22.          The third point relied upon by Ms Aly is the claimed failure of the FtT to engage with the extensive citation of case law set out in Ms Radford's skeleton argument. In this regard, I observe that the case law is well-known to those in the immigration field. There is nothing therein which is remotely contentious. Of most significance, however, is the fact that there is nothing in the FtT's decision that, on its face, is inconsistent with the case law binding on it, neither was my attention drawn to any specific inconsistency with such case law. I accept that the FtT's direction to the decisions in MF [2012] UKUT 393 and Izuazu [2013] UKUT 45 is out-dated, those decisions having been overtaken by more recent decisions of the Court of Appeal and the Supreme Court but, nevertheless, the position remains that there is nothing in the FtT's decision which identifies that it applied an approach inconsistent with binding case law.

23.          When the FtT's decision is looked at as a whole I do not accept that the reasons provided therein, albeit limited, can be said to be unlawfully inadequate in the circumstances of this case.

24.          Turning to Article 8 outwith the Rules, in this regard the case law is quite clear, the starting point is whether the Rules can be met and, if they cannot, then one looks at the features of the claim overall to see whether there is anything compelling in the case that would require leave to be granted. This consideration also has to be viewed in the context of Section 117B of the 2002 Act, which the FtT took full account of in paragraph 19 of its decision.

25.          The appellant has been in the United Kingdom unlawfully for almost the entirety of the time he has spent here.

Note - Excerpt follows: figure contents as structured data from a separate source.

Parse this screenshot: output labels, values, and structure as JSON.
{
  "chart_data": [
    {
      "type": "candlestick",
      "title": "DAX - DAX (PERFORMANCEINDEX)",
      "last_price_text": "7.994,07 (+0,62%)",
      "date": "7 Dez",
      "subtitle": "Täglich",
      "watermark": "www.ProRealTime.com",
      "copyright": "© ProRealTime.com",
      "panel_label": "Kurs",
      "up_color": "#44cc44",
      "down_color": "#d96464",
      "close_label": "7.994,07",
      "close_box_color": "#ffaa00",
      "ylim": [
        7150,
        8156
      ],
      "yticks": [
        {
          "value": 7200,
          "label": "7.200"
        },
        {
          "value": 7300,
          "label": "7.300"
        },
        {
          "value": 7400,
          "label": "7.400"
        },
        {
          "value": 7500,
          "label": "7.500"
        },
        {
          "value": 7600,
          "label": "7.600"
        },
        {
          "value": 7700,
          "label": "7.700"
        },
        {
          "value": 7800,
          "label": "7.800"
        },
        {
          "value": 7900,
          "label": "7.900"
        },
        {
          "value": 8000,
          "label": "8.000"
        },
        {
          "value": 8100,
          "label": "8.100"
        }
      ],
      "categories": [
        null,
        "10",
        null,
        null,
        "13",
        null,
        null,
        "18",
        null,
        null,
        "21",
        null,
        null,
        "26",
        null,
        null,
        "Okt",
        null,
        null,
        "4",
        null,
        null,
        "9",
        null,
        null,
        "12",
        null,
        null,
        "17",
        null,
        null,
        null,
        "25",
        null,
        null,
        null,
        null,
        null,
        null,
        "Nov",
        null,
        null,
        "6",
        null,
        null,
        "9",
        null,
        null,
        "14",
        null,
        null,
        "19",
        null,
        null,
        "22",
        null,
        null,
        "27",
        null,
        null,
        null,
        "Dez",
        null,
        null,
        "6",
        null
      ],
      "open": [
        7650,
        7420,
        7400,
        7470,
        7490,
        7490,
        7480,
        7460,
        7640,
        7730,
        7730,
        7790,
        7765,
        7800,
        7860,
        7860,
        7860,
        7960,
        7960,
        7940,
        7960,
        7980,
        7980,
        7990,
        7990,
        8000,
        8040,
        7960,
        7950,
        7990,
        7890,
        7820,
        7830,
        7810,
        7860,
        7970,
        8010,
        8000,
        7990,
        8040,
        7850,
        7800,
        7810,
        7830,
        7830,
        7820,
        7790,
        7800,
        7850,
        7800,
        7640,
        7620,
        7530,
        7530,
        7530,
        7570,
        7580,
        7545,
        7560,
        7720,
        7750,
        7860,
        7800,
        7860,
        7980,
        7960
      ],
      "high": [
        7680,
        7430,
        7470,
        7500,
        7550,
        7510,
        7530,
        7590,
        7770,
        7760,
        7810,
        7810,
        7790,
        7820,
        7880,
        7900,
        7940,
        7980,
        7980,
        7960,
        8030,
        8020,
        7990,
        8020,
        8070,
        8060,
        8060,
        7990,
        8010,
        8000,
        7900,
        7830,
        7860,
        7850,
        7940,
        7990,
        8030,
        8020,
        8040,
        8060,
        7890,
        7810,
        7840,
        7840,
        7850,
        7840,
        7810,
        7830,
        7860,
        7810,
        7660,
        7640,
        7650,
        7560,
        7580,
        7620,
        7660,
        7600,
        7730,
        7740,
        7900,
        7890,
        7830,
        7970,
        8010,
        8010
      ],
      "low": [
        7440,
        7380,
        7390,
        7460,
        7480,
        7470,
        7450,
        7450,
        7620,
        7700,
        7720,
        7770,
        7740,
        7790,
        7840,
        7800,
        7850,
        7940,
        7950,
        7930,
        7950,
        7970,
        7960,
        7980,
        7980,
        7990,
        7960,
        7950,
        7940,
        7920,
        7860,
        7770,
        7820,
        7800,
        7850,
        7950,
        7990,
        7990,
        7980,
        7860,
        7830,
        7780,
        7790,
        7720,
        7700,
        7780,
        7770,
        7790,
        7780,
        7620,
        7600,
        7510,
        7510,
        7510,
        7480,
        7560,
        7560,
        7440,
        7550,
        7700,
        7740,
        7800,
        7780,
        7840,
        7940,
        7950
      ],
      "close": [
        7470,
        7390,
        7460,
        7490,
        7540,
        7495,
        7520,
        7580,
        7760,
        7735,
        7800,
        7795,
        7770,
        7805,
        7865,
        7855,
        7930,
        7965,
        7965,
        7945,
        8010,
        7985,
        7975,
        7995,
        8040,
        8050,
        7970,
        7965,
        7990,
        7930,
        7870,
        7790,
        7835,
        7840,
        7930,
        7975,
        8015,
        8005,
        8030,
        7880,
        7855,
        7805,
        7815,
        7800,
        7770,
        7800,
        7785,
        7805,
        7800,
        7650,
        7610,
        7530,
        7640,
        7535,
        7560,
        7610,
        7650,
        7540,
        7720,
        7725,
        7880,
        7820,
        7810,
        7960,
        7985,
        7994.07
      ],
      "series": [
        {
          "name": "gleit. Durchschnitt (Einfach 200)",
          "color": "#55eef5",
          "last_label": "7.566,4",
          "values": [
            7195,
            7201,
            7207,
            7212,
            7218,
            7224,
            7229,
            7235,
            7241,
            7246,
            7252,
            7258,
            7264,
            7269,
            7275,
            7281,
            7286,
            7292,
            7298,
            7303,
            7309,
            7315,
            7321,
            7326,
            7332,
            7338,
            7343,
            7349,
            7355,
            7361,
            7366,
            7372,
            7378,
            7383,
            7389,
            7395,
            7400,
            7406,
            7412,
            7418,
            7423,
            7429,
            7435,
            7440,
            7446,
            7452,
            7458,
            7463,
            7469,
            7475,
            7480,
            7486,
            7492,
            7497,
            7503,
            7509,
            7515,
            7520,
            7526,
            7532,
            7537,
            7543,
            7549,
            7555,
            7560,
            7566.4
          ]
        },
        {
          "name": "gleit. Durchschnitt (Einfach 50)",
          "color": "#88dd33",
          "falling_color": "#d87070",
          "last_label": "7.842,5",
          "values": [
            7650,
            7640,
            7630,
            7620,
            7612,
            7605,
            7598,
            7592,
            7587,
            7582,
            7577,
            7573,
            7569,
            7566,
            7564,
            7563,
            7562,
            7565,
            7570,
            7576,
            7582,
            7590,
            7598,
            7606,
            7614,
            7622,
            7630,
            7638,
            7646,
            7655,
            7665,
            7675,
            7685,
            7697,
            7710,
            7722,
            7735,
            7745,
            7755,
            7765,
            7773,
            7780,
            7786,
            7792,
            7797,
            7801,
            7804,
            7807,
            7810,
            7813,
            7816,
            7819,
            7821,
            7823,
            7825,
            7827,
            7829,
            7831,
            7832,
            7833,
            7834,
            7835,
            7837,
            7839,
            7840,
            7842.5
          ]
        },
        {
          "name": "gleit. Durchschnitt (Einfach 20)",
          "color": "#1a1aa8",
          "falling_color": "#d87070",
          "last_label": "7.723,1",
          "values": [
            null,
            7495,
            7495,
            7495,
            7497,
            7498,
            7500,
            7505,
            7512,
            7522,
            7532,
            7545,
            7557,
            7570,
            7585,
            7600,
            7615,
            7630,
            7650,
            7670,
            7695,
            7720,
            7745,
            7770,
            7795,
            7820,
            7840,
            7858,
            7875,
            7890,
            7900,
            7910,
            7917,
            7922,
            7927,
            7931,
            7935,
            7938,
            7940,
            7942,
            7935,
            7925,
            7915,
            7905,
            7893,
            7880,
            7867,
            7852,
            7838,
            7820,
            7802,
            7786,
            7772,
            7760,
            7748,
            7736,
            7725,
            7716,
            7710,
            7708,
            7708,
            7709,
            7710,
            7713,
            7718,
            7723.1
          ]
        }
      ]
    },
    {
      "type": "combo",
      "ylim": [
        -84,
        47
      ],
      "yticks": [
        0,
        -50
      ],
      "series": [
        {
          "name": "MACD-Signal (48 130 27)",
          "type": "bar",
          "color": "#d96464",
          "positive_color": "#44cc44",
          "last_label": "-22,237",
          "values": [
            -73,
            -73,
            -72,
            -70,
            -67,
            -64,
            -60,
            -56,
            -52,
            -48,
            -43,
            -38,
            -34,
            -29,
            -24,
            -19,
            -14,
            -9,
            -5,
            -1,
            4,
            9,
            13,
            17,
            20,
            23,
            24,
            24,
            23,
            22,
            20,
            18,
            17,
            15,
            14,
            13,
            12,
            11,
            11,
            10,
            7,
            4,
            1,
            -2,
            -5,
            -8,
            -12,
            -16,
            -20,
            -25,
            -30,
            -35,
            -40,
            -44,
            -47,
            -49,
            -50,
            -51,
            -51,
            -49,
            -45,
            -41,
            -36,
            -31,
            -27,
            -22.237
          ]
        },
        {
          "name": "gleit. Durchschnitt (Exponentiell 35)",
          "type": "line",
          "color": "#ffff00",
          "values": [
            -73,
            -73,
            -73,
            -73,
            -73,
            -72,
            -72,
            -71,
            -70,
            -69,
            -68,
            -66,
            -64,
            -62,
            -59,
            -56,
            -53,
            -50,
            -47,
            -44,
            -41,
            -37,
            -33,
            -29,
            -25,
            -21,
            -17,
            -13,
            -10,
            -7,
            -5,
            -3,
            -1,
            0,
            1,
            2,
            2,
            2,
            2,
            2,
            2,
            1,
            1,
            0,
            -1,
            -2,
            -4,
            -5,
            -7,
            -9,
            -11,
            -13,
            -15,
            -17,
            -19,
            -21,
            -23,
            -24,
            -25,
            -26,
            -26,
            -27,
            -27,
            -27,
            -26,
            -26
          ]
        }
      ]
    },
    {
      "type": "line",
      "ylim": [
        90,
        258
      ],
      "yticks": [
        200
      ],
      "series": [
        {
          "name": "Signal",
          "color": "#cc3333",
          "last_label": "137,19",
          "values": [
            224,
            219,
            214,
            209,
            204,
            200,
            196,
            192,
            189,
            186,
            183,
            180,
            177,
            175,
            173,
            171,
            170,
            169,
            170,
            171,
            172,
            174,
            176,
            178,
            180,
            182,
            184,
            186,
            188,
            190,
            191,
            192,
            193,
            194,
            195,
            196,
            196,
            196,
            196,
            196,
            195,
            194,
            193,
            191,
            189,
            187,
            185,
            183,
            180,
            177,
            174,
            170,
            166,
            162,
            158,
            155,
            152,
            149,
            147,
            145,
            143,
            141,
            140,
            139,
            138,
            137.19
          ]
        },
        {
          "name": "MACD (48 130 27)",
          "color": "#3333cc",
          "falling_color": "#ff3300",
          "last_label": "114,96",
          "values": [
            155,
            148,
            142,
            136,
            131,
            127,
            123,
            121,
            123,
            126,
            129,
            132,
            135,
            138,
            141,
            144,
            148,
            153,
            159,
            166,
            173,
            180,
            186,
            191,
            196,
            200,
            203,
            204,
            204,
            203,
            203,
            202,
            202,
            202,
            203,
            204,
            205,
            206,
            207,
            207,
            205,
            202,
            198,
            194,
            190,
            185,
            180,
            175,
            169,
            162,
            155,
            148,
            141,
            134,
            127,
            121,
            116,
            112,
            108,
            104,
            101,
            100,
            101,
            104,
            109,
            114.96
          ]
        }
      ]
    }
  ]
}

The FtT had that in mind but, nevertheless, went on to look at the relevant circumstances as a whole, the most significant of which, it was said, was the appellant's wife's need for IVF treatment, the fact that she would be required to give up of her council flat if she moved to Nigeria, and the fact that the appellant had been in the United Kingdom for a lengthy period of time.

26.          All of these features were taken into account by the FtT and, in my conclusion, the FtT's findings were open to it given the limited evidence made available by the appellant. Indeed, I have considered the evidence that was before the FtT for myself and, having done so, I cannot see that any Tribunal considering such evidence could rationally come to a different conclusion than that which Judge Ross came to.

27.          For all these reasons, I find that the FtT's decision does not contain an error of law capable of affecting the outcome of the appeal.

28.          I make one further observation. There is now further and better evidence available to the appellant, which was not contained within the bundle put before the FtT. It may be when that evidence is considered that a different outcome will be reached, but that is for the SSHD to consider should a further application be made in reliance on such evidence.

Notice of Decision

 

The First-tier Tribunal's decision does not contain an error of law and remains standing.